Circuit Breaker: Week 2

I usually write a post for easter, one of my favourite times of the year. (after christmas and chinese new year) but this year, easter was so different. (yes i said it before and i’ll say it again) Good Friday marked the end of the first week of the circuit breaker in Singapore. My family? We were just surviving. I was frustrated, annoyed and it was hard to celebrate.

My prayer requests last week was largely around being patient at home, I really needed help. Being at home all the time also didn’t help my overthinking tendencies. I hate the way my mind can wander. I felt worried, anxious and sad at my own sin 😦 I tried to get out of the house as much as I could – but yknow you can’t really escape yourself haha

Introvert Extrovert GIF - Introvert Extrovert Quarantined ...
i’ve been seeing so many memes of how introverts and extroverts cope with covid and i’m quite sure which side i’m on now.

Anyway week 1 was basically. very sad.

The last week gave me no choice but to turn to God for help, committing my struggles to him. This second week of lockdown, was physically no different from last week – same space, same people. But somehow it was much easier, I got the chance to talk to my siblings more, working on a project with Louisa that looks promising. I learnt how to better deal with conflict with my mum which mostly consists of keeping my mouth shut and retreating to my room if I can’t. It’s still hard to keep snide remarks in though, but really a good training in patience and perseverance.

On Wednesday, Sarah, Lynette and I started a new bible study on zoom. (long story how this came about but all in God’s timing) I think this is definitely one of the blessings of this circuit breaker, being able to spend quality time with people over zoom. We’re looking at Romans and for the first session we did an overview of Romans 1-8 and tried to understand the big idea Paul was getting at. We found certain themes like the law and grace working hand to hand through Christ and his work on the cross (the gospel) and how that changes our lives 180* – even today. Even in our sin, we can be reconciled with God, we can serve him if we have faith in Jesus. Such a simple truth that I forget so easily.

Just the night before, I was telling Wesley how I feel so hypocritical – to proclaim to be a follower of Christ but yet struggle to love my loved ones. It was so troubling and all I could do was pray about it.

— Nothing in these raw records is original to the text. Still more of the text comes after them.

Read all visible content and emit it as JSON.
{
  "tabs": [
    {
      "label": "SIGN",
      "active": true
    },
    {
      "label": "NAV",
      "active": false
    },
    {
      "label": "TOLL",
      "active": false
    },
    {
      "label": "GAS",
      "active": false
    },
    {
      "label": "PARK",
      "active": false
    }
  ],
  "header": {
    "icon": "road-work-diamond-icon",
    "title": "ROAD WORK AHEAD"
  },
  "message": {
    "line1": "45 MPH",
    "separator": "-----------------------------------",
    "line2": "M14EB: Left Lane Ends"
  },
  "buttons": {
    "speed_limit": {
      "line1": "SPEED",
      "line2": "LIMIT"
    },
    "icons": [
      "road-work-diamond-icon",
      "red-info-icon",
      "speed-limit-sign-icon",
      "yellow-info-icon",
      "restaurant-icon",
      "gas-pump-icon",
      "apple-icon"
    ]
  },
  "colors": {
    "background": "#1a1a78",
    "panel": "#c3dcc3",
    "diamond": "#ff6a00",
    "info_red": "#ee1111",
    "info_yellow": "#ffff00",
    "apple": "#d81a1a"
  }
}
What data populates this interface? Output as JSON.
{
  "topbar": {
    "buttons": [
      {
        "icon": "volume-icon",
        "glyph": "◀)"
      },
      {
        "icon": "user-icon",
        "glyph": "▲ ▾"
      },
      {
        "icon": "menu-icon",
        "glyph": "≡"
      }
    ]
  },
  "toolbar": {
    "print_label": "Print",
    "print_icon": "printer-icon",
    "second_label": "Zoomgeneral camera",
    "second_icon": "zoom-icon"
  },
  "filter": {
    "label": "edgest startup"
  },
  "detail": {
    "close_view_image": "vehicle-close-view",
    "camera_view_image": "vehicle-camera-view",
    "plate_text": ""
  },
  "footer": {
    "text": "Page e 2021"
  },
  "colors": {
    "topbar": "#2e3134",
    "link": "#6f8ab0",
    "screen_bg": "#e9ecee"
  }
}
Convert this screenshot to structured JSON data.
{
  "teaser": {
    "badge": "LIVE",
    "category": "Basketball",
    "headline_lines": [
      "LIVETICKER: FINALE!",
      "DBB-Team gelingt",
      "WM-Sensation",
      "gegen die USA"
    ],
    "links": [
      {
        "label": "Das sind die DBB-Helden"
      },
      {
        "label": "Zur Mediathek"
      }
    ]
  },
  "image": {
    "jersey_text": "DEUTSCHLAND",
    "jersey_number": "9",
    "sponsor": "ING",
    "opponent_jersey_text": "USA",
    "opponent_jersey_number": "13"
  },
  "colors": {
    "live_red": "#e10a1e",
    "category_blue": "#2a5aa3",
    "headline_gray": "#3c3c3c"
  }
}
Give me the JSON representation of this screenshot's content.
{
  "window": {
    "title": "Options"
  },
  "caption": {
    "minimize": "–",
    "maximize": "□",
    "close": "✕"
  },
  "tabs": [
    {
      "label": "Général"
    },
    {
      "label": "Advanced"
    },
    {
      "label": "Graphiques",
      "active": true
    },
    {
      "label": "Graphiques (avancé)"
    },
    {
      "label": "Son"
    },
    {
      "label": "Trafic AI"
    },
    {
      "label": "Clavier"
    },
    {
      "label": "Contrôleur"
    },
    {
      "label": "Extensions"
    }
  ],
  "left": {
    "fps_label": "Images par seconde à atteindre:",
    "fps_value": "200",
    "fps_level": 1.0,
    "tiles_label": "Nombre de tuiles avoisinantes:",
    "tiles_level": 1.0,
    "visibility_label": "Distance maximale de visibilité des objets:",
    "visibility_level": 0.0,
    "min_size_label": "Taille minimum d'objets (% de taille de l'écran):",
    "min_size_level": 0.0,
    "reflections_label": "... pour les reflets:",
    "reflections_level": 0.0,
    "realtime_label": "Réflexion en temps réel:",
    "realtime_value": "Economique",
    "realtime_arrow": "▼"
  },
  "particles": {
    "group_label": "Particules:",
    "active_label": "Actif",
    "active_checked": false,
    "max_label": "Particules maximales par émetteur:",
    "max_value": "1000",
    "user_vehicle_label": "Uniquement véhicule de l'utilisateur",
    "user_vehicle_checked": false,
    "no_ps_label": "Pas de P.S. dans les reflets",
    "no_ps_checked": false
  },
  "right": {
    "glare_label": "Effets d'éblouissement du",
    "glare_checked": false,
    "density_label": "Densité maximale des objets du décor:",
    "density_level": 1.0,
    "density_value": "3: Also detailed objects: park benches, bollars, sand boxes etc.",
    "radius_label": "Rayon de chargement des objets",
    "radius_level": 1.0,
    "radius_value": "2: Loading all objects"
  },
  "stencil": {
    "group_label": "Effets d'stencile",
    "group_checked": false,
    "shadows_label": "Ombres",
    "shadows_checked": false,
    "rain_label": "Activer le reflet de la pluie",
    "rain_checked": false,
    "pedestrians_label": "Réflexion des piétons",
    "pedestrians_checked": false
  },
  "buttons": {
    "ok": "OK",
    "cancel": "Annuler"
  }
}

In a way, God heard me, and as we read Romans 8, I was reminded that it’s not my obedience to Christ that has saved me. It is faith in Jesus, that despite our sin, his death has saved me. I’m not sure why but I tend to forget this simple truth easily. Maybe i’m just so used to working for things, if I don’t do anything why should I receive something?

There is therefore now no condemnation for those who are in Christ Jesus. For the law of the Spirit of life has set you free in Christ Jesus from the law of sin and death. For God has done what the law, weakened by the flesh, could not do. By sending his own Son in the likeness of sinful flesh and for sin, he condemned sin in the flesh, in order that the righteous requirement of the law might be fulfilled in us, who walk not according to the flesh but according to the Spirit.

Romans 8:1-3

All I can say is that God hears. Cry if you must, lament if you must, He is listening. Hang in there!